Two Irish writers feature in the Booker prize "longlist" which was published for the first time yesterday.
Eoin MacNamee and Ciaran Carson are among the 24 writers on the list from which a shortlist will be produced, for the award of the prestigious £21,000 sterling prize in October.
The chairman of the judging panel, Lord Baker, said they had decided to publish a longlist to demonstrate the range and quality of books submitted this year.
Other writers whose books will be considered include Melvyn Bragg, Nick Hornby and Ian McEwan.
The Booker Prize, now in its 33rd year, is awarded to the best novel of the year and is open to authors from Britain, the Commonwealth and Ireland.

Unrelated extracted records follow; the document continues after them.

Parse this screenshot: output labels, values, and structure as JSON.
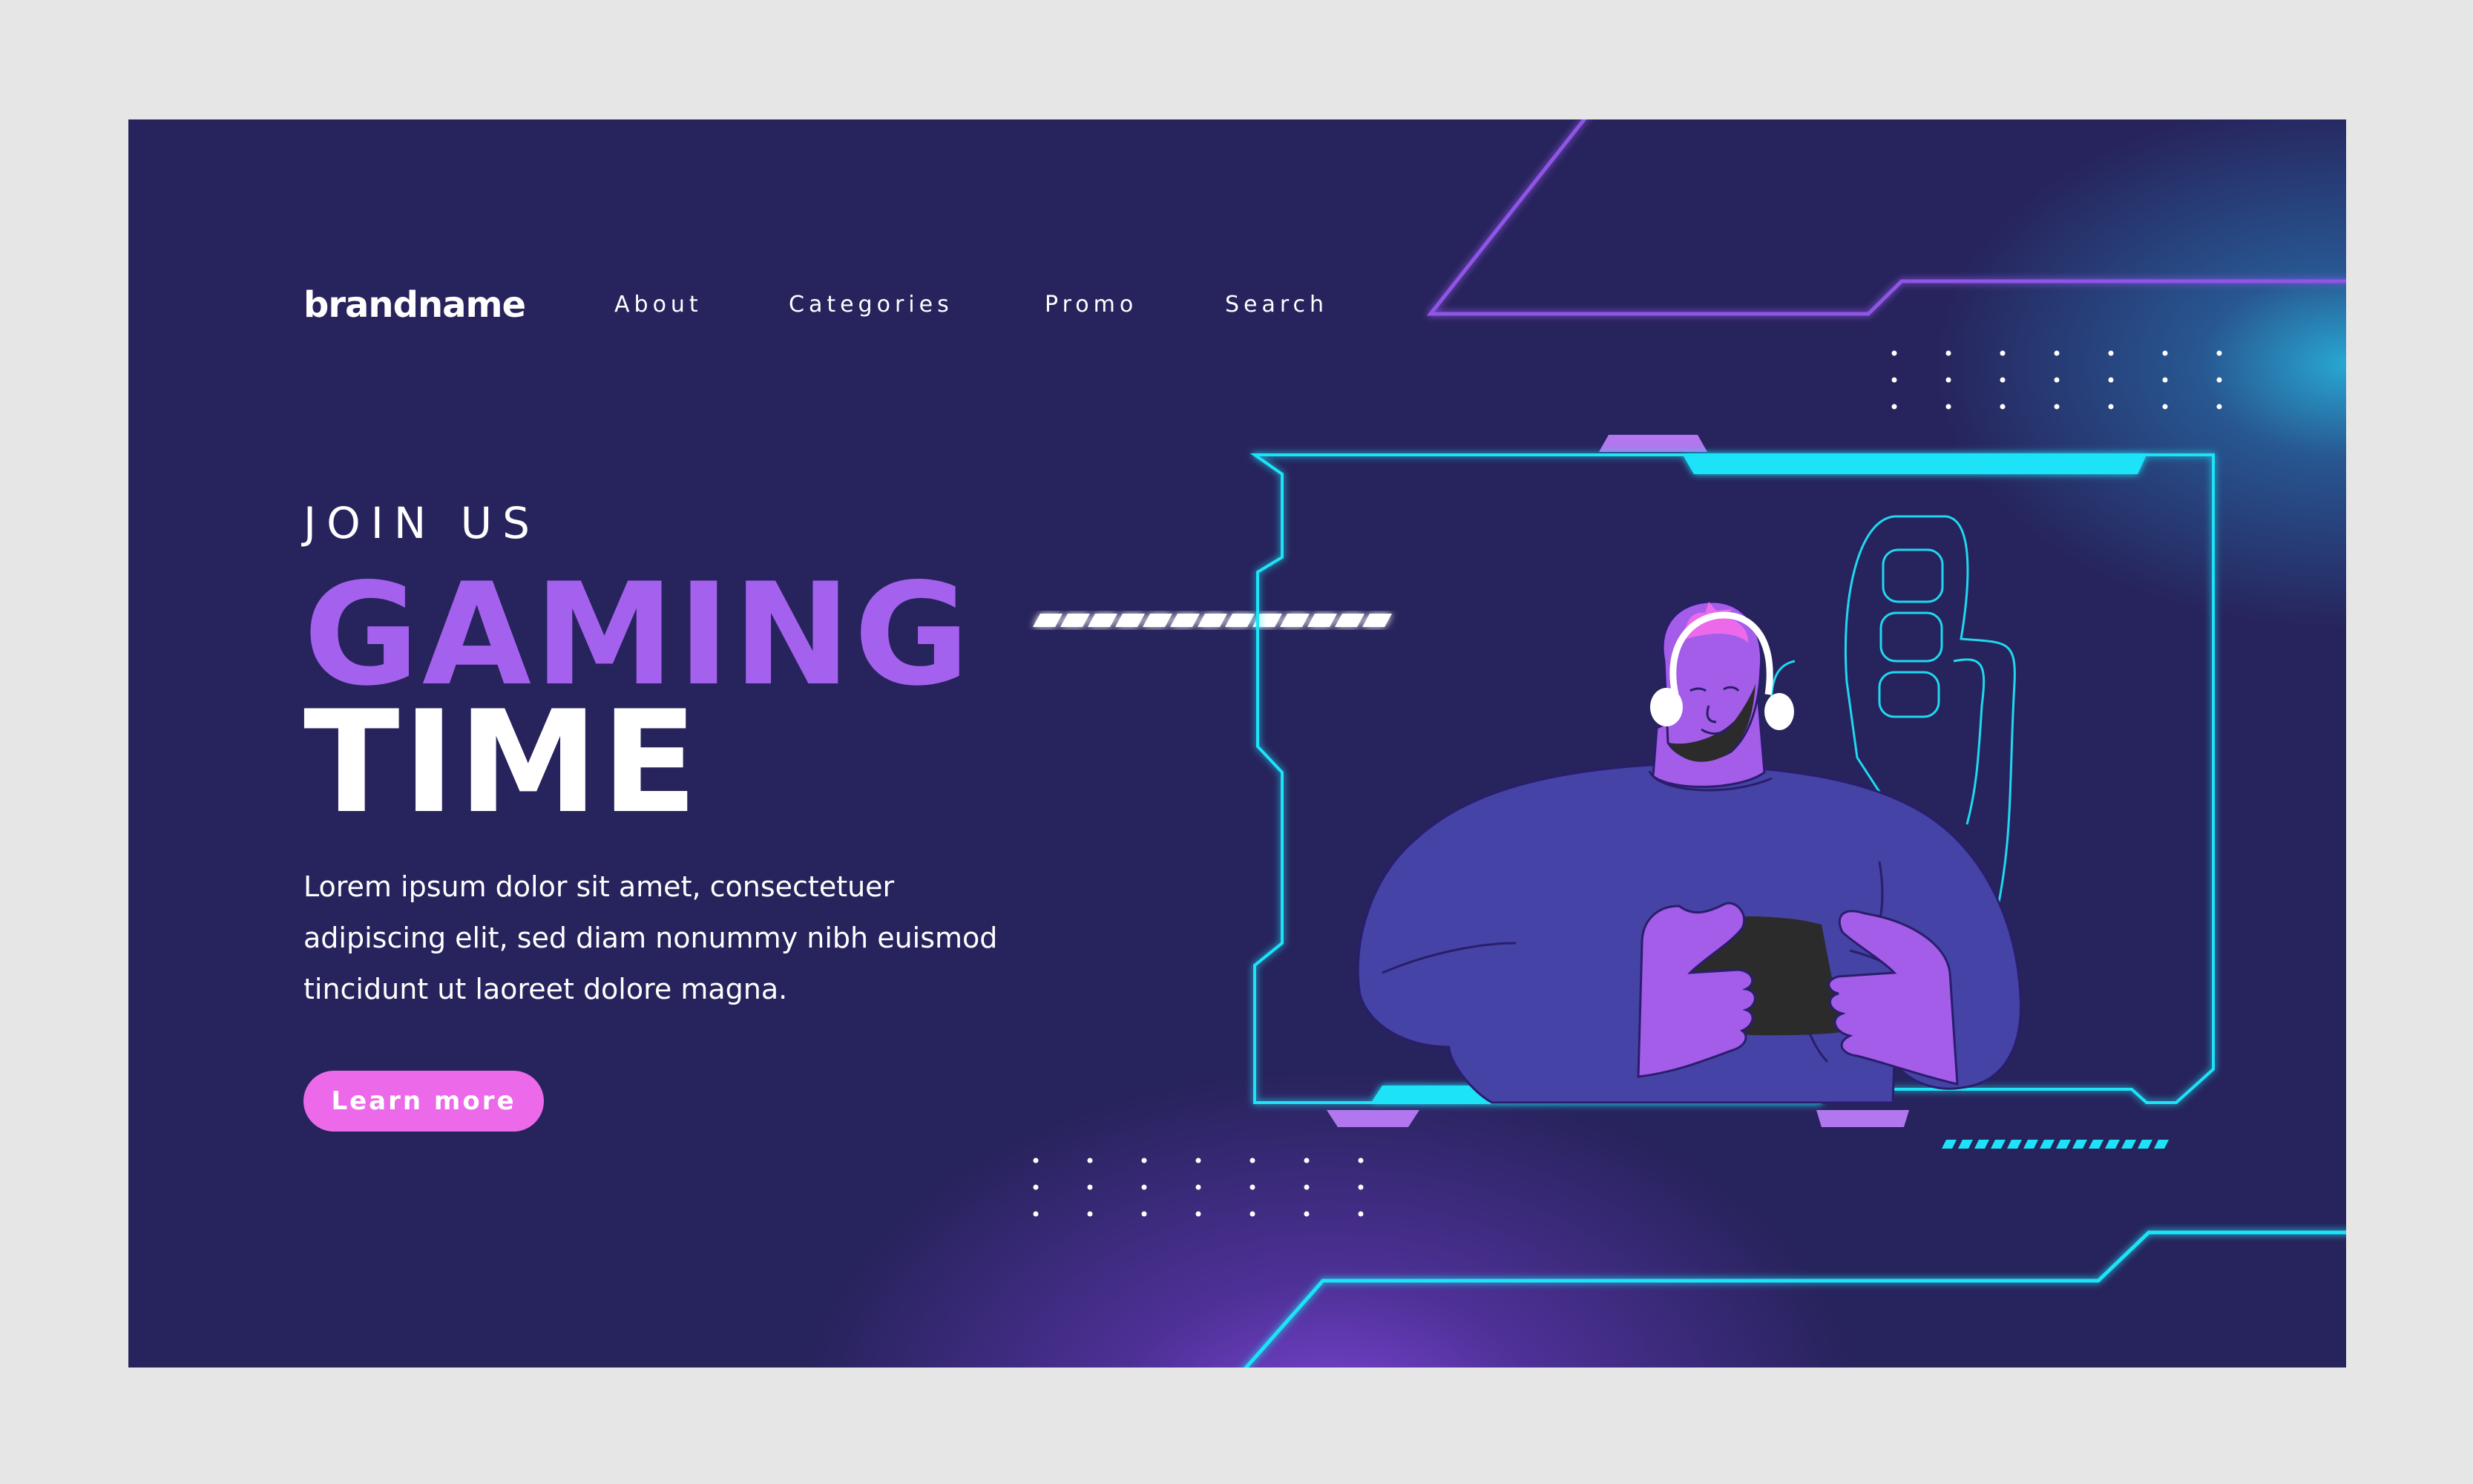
{
  "header": {
    "brand": "brandname",
    "nav": [
      "About",
      "Categories",
      "Promo",
      "Search"
    ]
  },
  "hero": {
    "eyebrow": "JOIN US",
    "title_line1": "GAMING",
    "title_line2": "TIME",
    "description_lines": [
      "Lorem ipsum dolor sit amet, consectetuer",
      "adipiscing elit, sed diam nonummy nibh euismod",
      "tincidunt ut laoreet dolore magna."
    ],
    "cta_label": "Learn more"
  },
  "illustration": {
    "subject": "gamer-with-headphones-holding-controller",
    "frame": "neon-hud-frame"
  },
  "colors": {
    "background": "#27235c",
    "page": "#e6e6e7",
    "accent_purple": "#a461ee",
    "accent_pink": "#ec6ae9",
    "neon_cyan": "#1ee3f7",
    "neon_violet": "#8f55e6",
    "sweater": "#4543a5",
    "skin": "#a35de9"
  }
}
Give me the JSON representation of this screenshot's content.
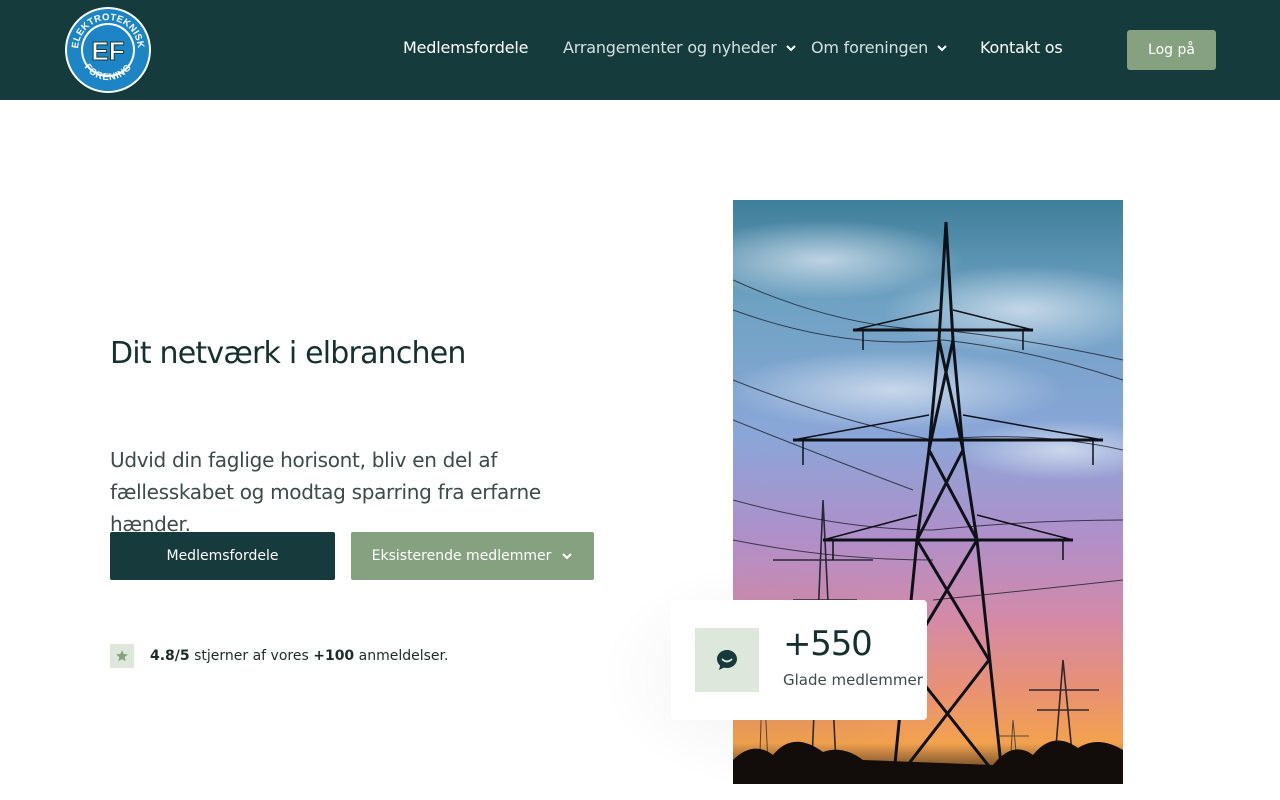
{
  "header": {
    "logo_top_text": "ELEKTROTEKNISK",
    "logo_bottom_text": "FORENING",
    "logo_initials": "EF",
    "nav": [
      {
        "label": "Medlemsfordele",
        "dropdown": false
      },
      {
        "label": "Arrangementer og nyheder",
        "dropdown": true
      },
      {
        "label": "Om foreningen",
        "dropdown": true
      },
      {
        "label": "Kontakt os",
        "dropdown": false
      }
    ],
    "login_label": "Log på"
  },
  "hero": {
    "title": "Dit netværk i elbranchen",
    "text": "Udvid din faglige horisont, bliv en del af fællesskabet og modtag sparring fra erfarne hænder.",
    "primary_button": "Medlemsfordele",
    "secondary_button": "Eksisterende medlemmer",
    "rating": {
      "score": "4.8/5",
      "middle": "stjerner af vores",
      "count": "+100",
      "suffix": "anmeldelser."
    }
  },
  "stat": {
    "value": "+550",
    "label": "Glade medlemmer"
  },
  "icons": {
    "chevron": "chevron-down-icon",
    "star": "star-icon",
    "chat": "chat-bubble-icon",
    "photo": "power-pylon-photo"
  },
  "colors": {
    "header_bg": "#153b3d",
    "accent_green": "#86a17f",
    "primary_dark": "#173b3d",
    "icon_bg": "#dde7dc"
  }
}
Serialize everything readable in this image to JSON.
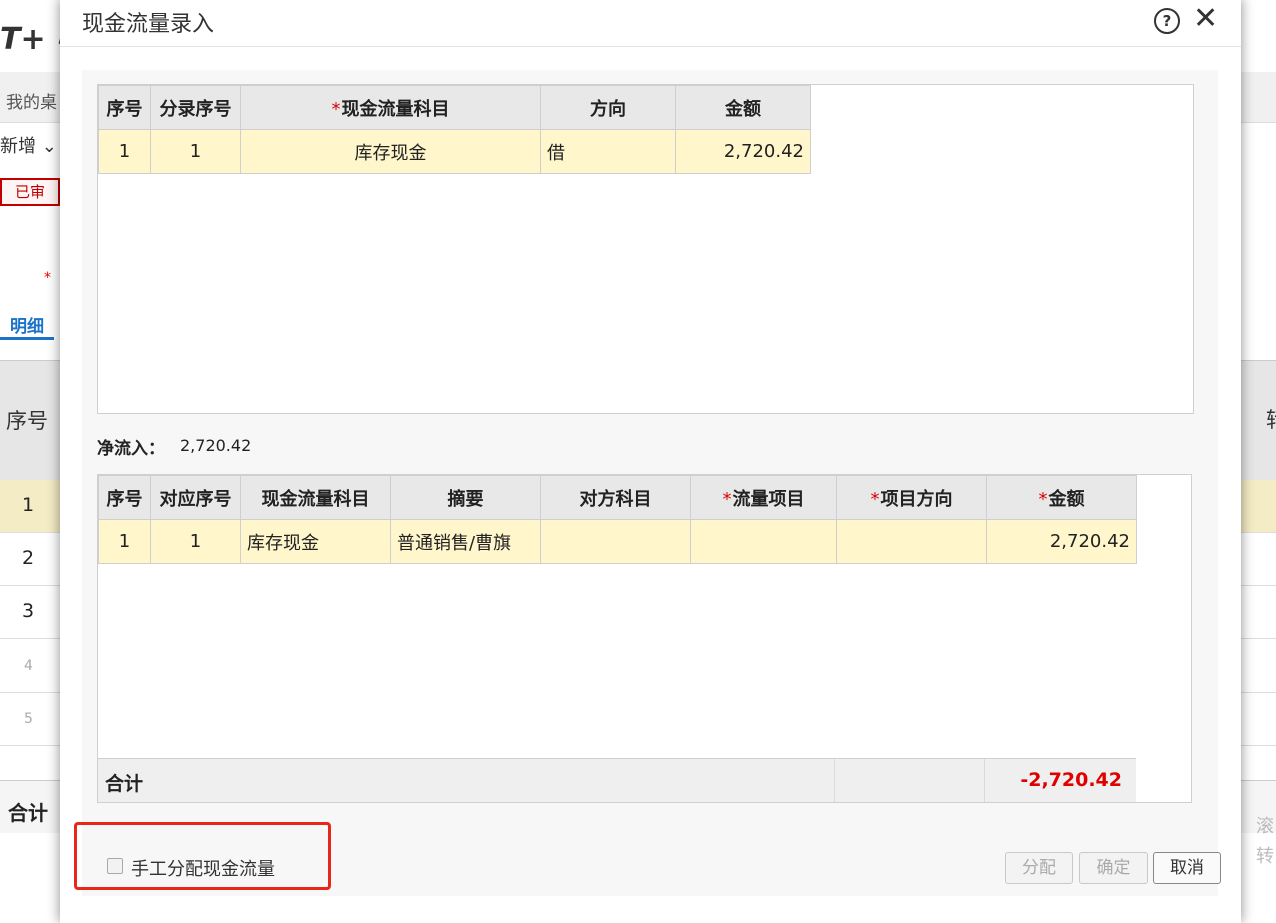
{
  "background": {
    "logo": "T+ 畅",
    "tab_desk": "我的桌",
    "add_menu": "新增 ⌄",
    "status_badge": "已审",
    "required_mark": "*",
    "detail_tab": "明细",
    "grid_header_seq": "序号",
    "grid_header_right": "转",
    "rows": [
      "1",
      "2",
      "3",
      "4",
      "5"
    ],
    "total_label": "合计",
    "hint": "滚 转"
  },
  "modal": {
    "title": "现金流量录入",
    "help_icon": "?",
    "close_icon": "✕",
    "top_table": {
      "headers": [
        "序号",
        "分录序号",
        "现金流量科目",
        "方向",
        "金额"
      ],
      "required_cols": [
        2
      ],
      "rows": [
        {
          "seq": "1",
          "entry_seq": "1",
          "account": "库存现金",
          "direction": "借",
          "amount": "2,720.42"
        }
      ]
    },
    "net_inflow_label": "净流入：",
    "net_inflow_value": "2,720.42",
    "bottom_table": {
      "headers": [
        "序号",
        "对应序号",
        "现金流量科目",
        "摘要",
        "对方科目",
        "流量项目",
        "项目方向",
        "金额"
      ],
      "required_cols": [
        5,
        6,
        7
      ],
      "rows": [
        {
          "seq": "1",
          "ref_seq": "1",
          "account": "库存现金",
          "summary": "普通销售/曹旗",
          "counter_account": "",
          "flow_item": "",
          "item_direction": "",
          "amount": "2,720.42"
        }
      ],
      "total_label": "合计",
      "total_value": "-2,720.42"
    },
    "manual_allocate_label": "手工分配现金流量",
    "manual_allocate_checked": false,
    "buttons": {
      "allocate": "分配",
      "confirm": "确定",
      "cancel": "取消"
    },
    "colors": {
      "row_highlight": "#fff6cc",
      "required_star": "#e00000",
      "total_value": "#e00000",
      "callout_box": "#e8271a"
    }
  }
}
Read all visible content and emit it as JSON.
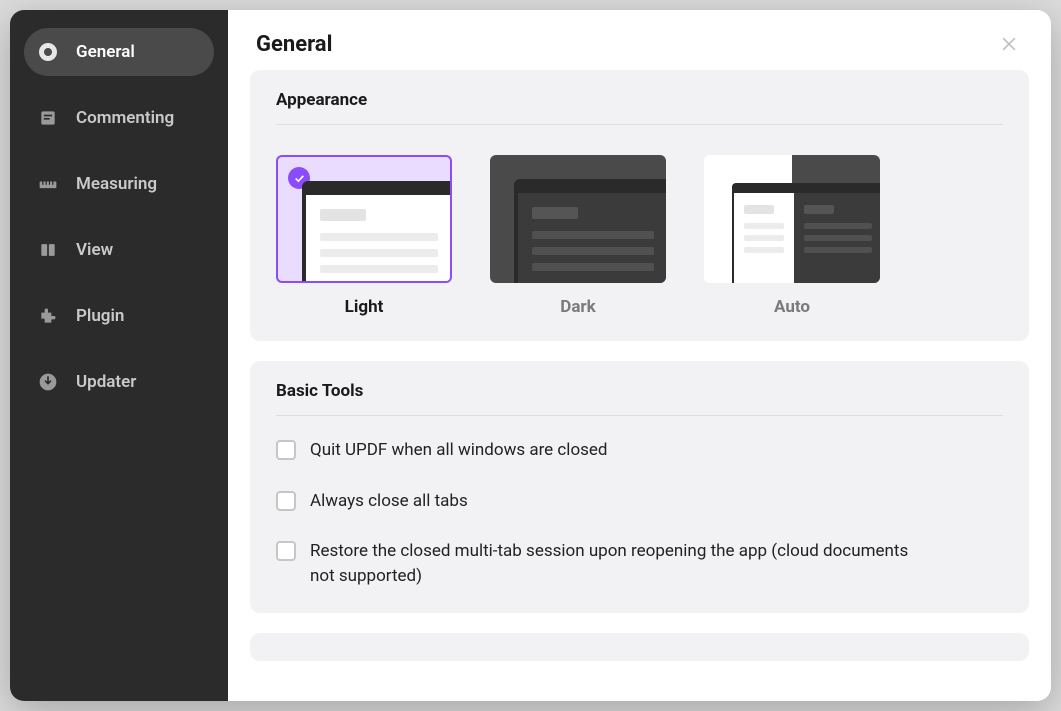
{
  "header": {
    "title": "General"
  },
  "sidebar": {
    "items": [
      {
        "label": "General",
        "active": true
      },
      {
        "label": "Commenting",
        "active": false
      },
      {
        "label": "Measuring",
        "active": false
      },
      {
        "label": "View",
        "active": false
      },
      {
        "label": "Plugin",
        "active": false
      },
      {
        "label": "Updater",
        "active": false
      }
    ]
  },
  "appearance": {
    "section_title": "Appearance",
    "themes": {
      "light": {
        "label": "Light",
        "selected": true
      },
      "dark": {
        "label": "Dark",
        "selected": false
      },
      "auto": {
        "label": "Auto",
        "selected": false
      }
    }
  },
  "basic_tools": {
    "section_title": "Basic Tools",
    "options": [
      {
        "label": "Quit UPDF when all windows are closed",
        "checked": false
      },
      {
        "label": "Always close all tabs",
        "checked": false
      },
      {
        "label": "Restore the closed multi-tab session upon reopening the app (cloud documents not supported)",
        "checked": false
      }
    ]
  },
  "colors": {
    "accent": "#8b4bff"
  }
}
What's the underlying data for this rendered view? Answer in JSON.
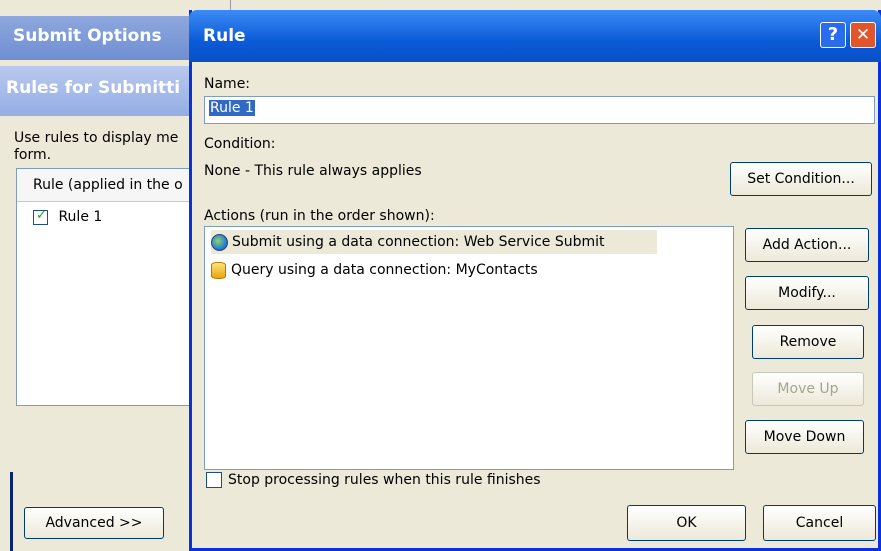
{
  "background_dialog": {
    "title": "Submit Options",
    "header": "Rules for Submitti",
    "description": "Use rules to display me form.",
    "list_header": "Rule (applied in the o",
    "rule_item": "Rule 1",
    "rule_checked": true,
    "advanced_button": "Advanced >>"
  },
  "rule_dialog": {
    "title": "Rule",
    "help_glyph": "?",
    "close_glyph": "✕",
    "name_label": "Name:",
    "name_value": "Rule 1",
    "condition_label": "Condition:",
    "condition_text": "None - This rule always applies",
    "set_condition_button": "Set Condition...",
    "actions_label": "Actions (run in the order shown):",
    "actions": [
      {
        "icon": "web-service-icon",
        "label": "Submit using a data connection: Web Service Submit",
        "selected": true
      },
      {
        "icon": "database-icon",
        "label": "Query using a data connection: MyContacts",
        "selected": false
      }
    ],
    "add_action_button": "Add Action...",
    "modify_button": "Modify...",
    "remove_button": "Remove",
    "move_up_button": "Move Up",
    "move_up_enabled": false,
    "move_down_button": "Move Down",
    "stop_processing_label": "Stop processing rules when this rule finishes",
    "stop_processing_checked": false,
    "ok_button": "OK",
    "cancel_button": "Cancel"
  },
  "colors": {
    "titlebar_blue": "#0b5bd8",
    "dialog_face": "#ece9d8",
    "selection_blue": "#316ac5"
  }
}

The longlist is: Beryl Bainbridge, According to Queeney (Little Brown); Derek Beaven, If the Invader Comes (4th Estate); Melvyn Bragg, A Son of War (Sceptre); Peter Carey, True History of the Kelly Gang (Faber and Faber); Ciaran Carson, Shamrock Tea (Granta Books); Stevie Davies, The Element of Water (Women's Press); Nadine Gordimer, The Pickup (Bloomsbury); Patricia Grace, Dogside Story (Women's Press); Abdulrazak Gurnah, By the Sea (Bloomsbury); Nick Hornby, How to be Good (Viking); Zvi Jagendorf, Wolfy and the Strudelbakers (Dewi Lewis Publishing); James Kelman, Translated Accounts (Secker & Warburg); Ian McEwan, An Atonement (Jonathan Cape); Eoin McNamee, The Blue Tango (Faber and Faber); Andrew Miller, Oxygen (Sceptre); David Mitchell, Number 9 Dream (Sceptre); Ferdinand Mount, Fairness (Chatto & Windus); V. S. Naipaul, Half a Life (Picador); Philip Pullman, The Amber Spyglass (Scholastic); Rachel Seiffert, The Dark Room (William Heinemann); Ali Smith, Hotel World (Hamish Hamilton); Manil Suri, The Death of Vishnu (Bloomsbury); Jane Urquhart, The Stone Carvers (Bloomsbury); Marina Warner, The Leto Bundle (Chatto & Windus).